While it is still fashionable in Europe to talk about “the European social model” contrasted by those “American conditions” associated with rampant poverty and social exclusion (just think about those millions of Americans without any health insurance), the empirical analysis of this article shows that net social expenditures in the US (not even talking into account the social expenditures of the 50 member states of the Federation and the municipalities) are on a similar level as in the Netherlands and in Austria (Europeans tax their poor very heavily by indirect taxation), and that in addition, poverty, inequality and social imbalances have increased over time in Europe and in the US, and not just in the new European Union member countries. The author shows that in the mid 1990s Eurostat measurement scale poverty rates in the US and in the EU-15 were for all purposes identical and that inequality, as measured by the University of Texas Inequality Project time series, in both continents increased since then. The GINI income inequality and the GINI regional income inequality in the US and in the EU-15 are practically identical.
There is also a historical dimension to the Lisbon process. World systems theories maintain that the present ongoing era of globalization already has its parallel in the 19th Century. The UN CEPAL/ECLAC data referred to in this study neatly demonstrate that these epochs of globalization in the 19th Century and after 1973 shifted incomes relatively away from Western Europe, Eastern Europe and Japan and in favor of the United States and the “dominions”, while the era of regulation after 1945 (Arrighi, 1995) clearly re-allocated relative incomes to the West Europeans, to the East Europeans and the Japanese.
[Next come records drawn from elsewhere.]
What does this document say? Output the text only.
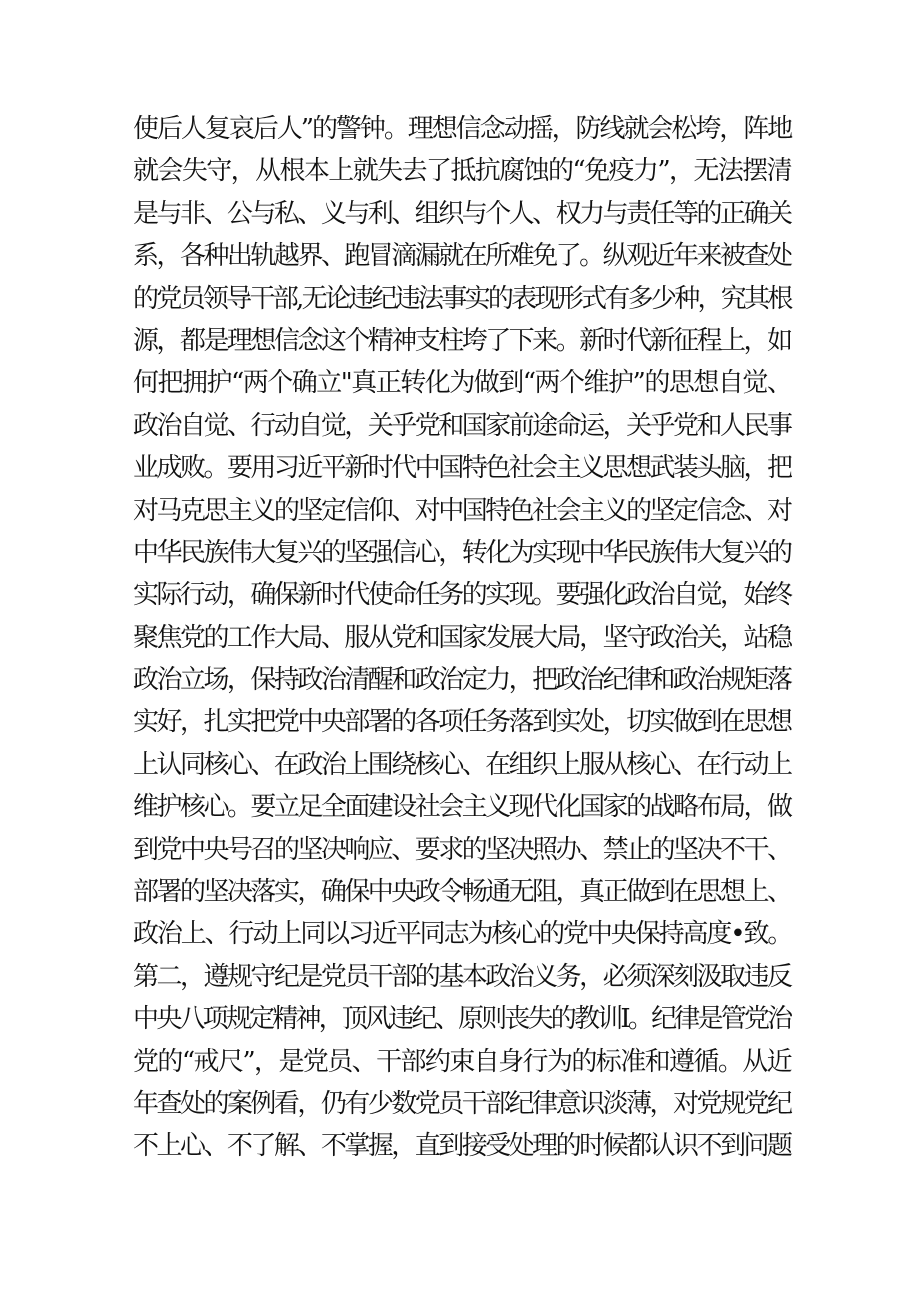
使后人复哀后人”的警钟。理想信念动摇，防线就会松垮，阵地
就会失守，从根本上就失去了抵抗腐蚀的“免疫力”，无法摆清
是与非、公与私、义与利、组织与个人、权力与责任等的正确关
系，各种出轨越界、跑冒滴漏就在所难免了。纵观近年来被查处
的党员领导干部,无论违纪违法事实的表现形式有多少种，究其根
源，都是理想信念这个精神支柱垮了下来。新时代新征程上，如
何把拥护“两个确立"真正转化为做到“两个维护”的思想自觉、
政治自觉、行动自觉，关乎党和国家前途命运，关乎党和人民事
业成败。要用习近平新时代中国特色社会主义思想武装头脑，把
对马克思主义的坚定信仰、对中国特色社会主义的坚定信念、对
中华民族伟大复兴的坚强信心，转化为实现中华民族伟大复兴的
实际行动，确保新时代使命任务的实现。要强化政治自觉，始终
聚焦党的工作大局、服从党和国家发展大局，坚守政治关，站稳
政治立场，保持政治清醒和政治定力，把政治纪律和政治规矩落
实好，扎实把党中央部署的各项任务落到实处，切实做到在思想
上认同核心、在政治上围绕核心、在组织上服从核心、在行动上
维护核心。要立足全面建设社会主义现代化国家的战略布局，做
到党中央号召的坚决响应、要求的坚决照办、禁止的坚决不干、
部署的坚决落实，确保中央政令畅通无阻，真正做到在思想上、
政治上、行动上同以习近平同志为核心的党中央保持高度•致。
第二，遵规守纪是党员干部的基本政治义务，必须深刻汲取违反
中央八项规定精神，顶风违纪、原则丧失的教训I。纪律是管党治
党的“戒尺”，是党员、干部约束自身行为的标准和遵循。从近
年查处的案例看，仍有少数党员干部纪律意识淡薄，对党规党纪
不上心、不了解、不掌握，直到接受处理的时候都认识不到问题
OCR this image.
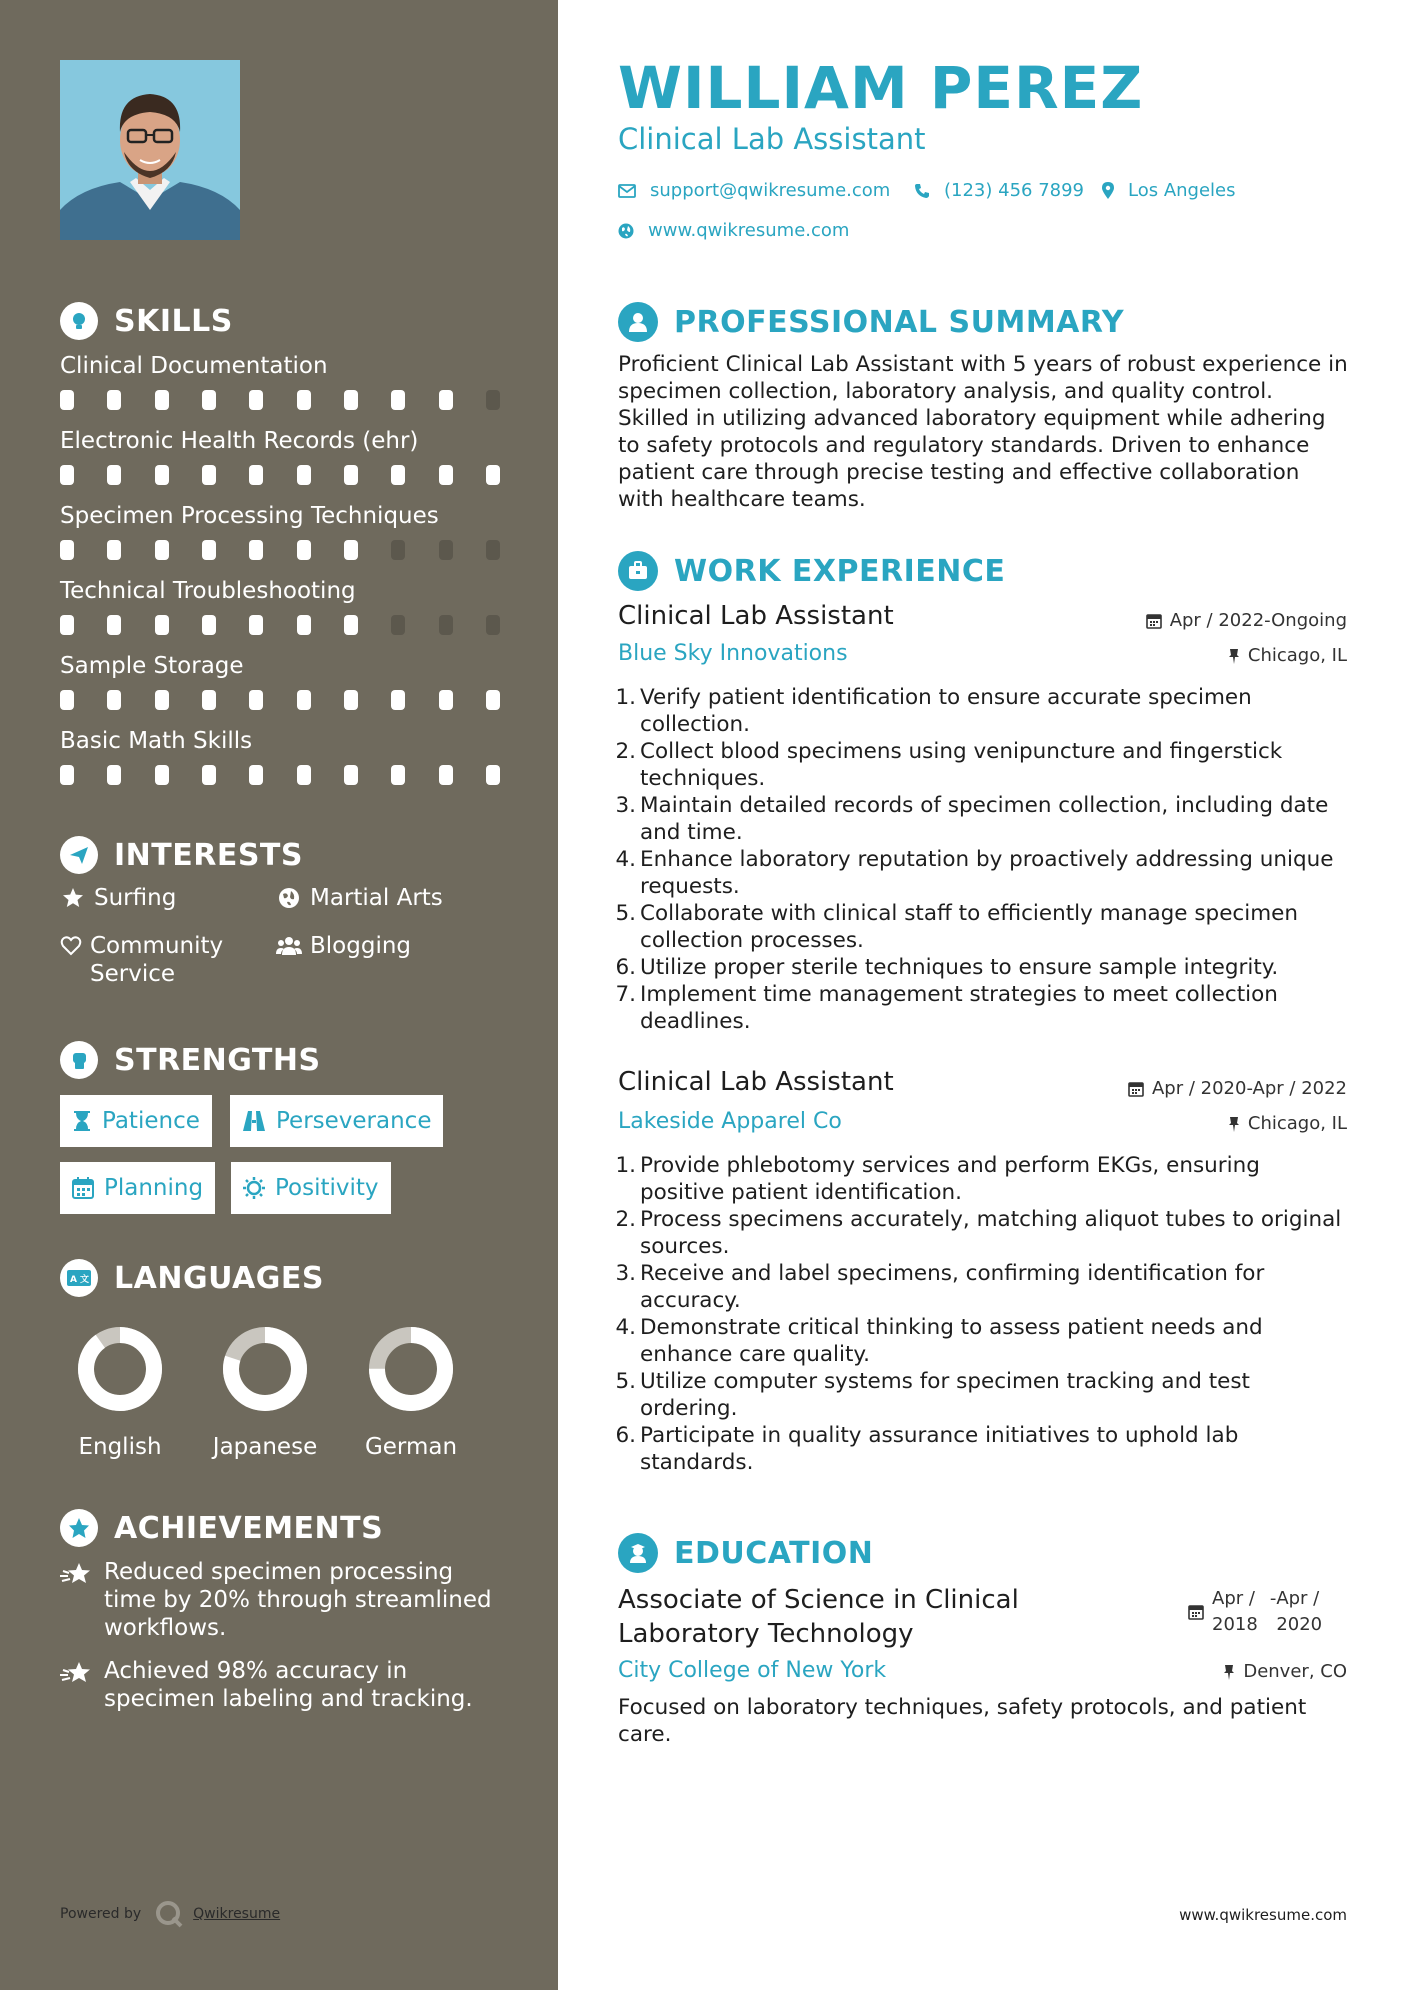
SKILLS
Clinical Documentation
Electronic Health Records (ehr)
Specimen Processing Techniques
Technical Troubleshooting
Sample Storage
Basic Math Skills
INTERESTS
Surfing	Martial Arts
Community Service
Blogging
STRENGTHS
Patience	Perseverance
Planning	Positivity
A 文 LANGUAGES
English	Japanese	German
ACHIEVEMENTS
Reduced specimen processing time by 20% through streamlined workflows.
Achieved 98% accuracy in specimen labeling and tracking.
Powered by	Qwikresume
WILLIAM PEREZ
Clinical Lab Assistant
support@qwikresume.com	(123) 456 7899 Los Angeles
www.qwikresume.com
PROFESSIONAL SUMMARY
Proficient Clinical Lab Assistant with 5 years of robust experience in specimen collection, laboratory analysis, and quality control. Skilled in utilizing advanced laboratory equipment while adhering to safety protocols and regulatory standards. Driven to enhance patient care through precise testing and effective collaboration with healthcare teams.
WORK EXPERIENCE
Clinical Lab Assistant	Apr / 2022-Ongoing
Blue Sky Innovations	Chicago, IL
1. Verify patient identification to ensure accurate specimen collection.
2. Collect blood specimens using venipuncture and fingerstick techniques.
3. Maintain detailed records of specimen collection, including date and time.
4. Enhance laboratory reputation by proactively addressing unique requests.
5. Collaborate with clinical staff to efficiently manage specimen collection processes.
6. Utilize proper sterile techniques to ensure sample integrity.
7. Implement time management strategies to meet collection deadlines.
Clinical Lab Assistant	Apr / 2020-Apr / 2022
Lakeside Apparel Co	Chicago, IL
1. Provide phlebotomy services and perform EKGs, ensuring positive patient identification.
2. Process specimens accurately, matching aliquot tubes to original sources.
3. Receive and label specimens, confirming identification for accuracy.
4. Demonstrate critical thinking to assess patient needs and enhance care quality.
5. Utilize computer systems for specimen tracking and test ordering.
6. Participate in quality assurance initiatives to uphold lab standards.
EDUCATION
Associate of Science in Clinical Laboratory Technology
Apr /
2018
- Apr /
2020
City College of New York	Denver, CO
Focused on laboratory techniques, safety protocols, and patient care.
www.qwikresume.com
Latin America also gained during the era of import substitution from around 1930 to around 1973. It is to be expected that Western and Eastern Europe, Latin America, and also Japan that all owed their relative ascent in global society after 1945 to their import substitution strategies, will be the main losers during the ongoing globalized decades.
In terms of 6 hard combined UNDP indicators of human survival and absolute poverty, the US outperforms several EU-15 countries, like the United Kingdom, Spain and Portugal. The centerpiece of the EU’s social policies are 47 regulations on health and safety at work and labor conditions. But fatal work accidents per 100.000 inhabitants are higher in Estonia, Spain, Latvia, Italy and Portugal than in the US; in those nations, one is really confronted with post- Soviet proportions of labor accidents. Not “American conditions” are “threatening” Europe: both continents face the same challenges, to which America – in a capitalistic sense – much more productively stood up to in the 1990s. The lack of industrial policy in the tradition of Commissioner Jacques Delors is an important variable here. The EU-25 is characterized, according to this argument, by a very high MNC penetration (UNCTAD indicator of foreign direct investment per total GDP) and other indicators of dependency, whose net effect on development is polarizing.
Human capital policy (public education expenditures per GDP) is also playing an important role in explaining international growth differentials. The relevance of the “Delors” factors for the explanation of economic efficiency, gender justice, employment, social cohesion and sustainable development is shown in multiple regression analyses with 130 countries. It is shown that Europe indeed corresponds to such an analysis; even worse, it is also to be expected that the “Latin Americanization” of European society will go on, if Europe does not return to the Delors agenda.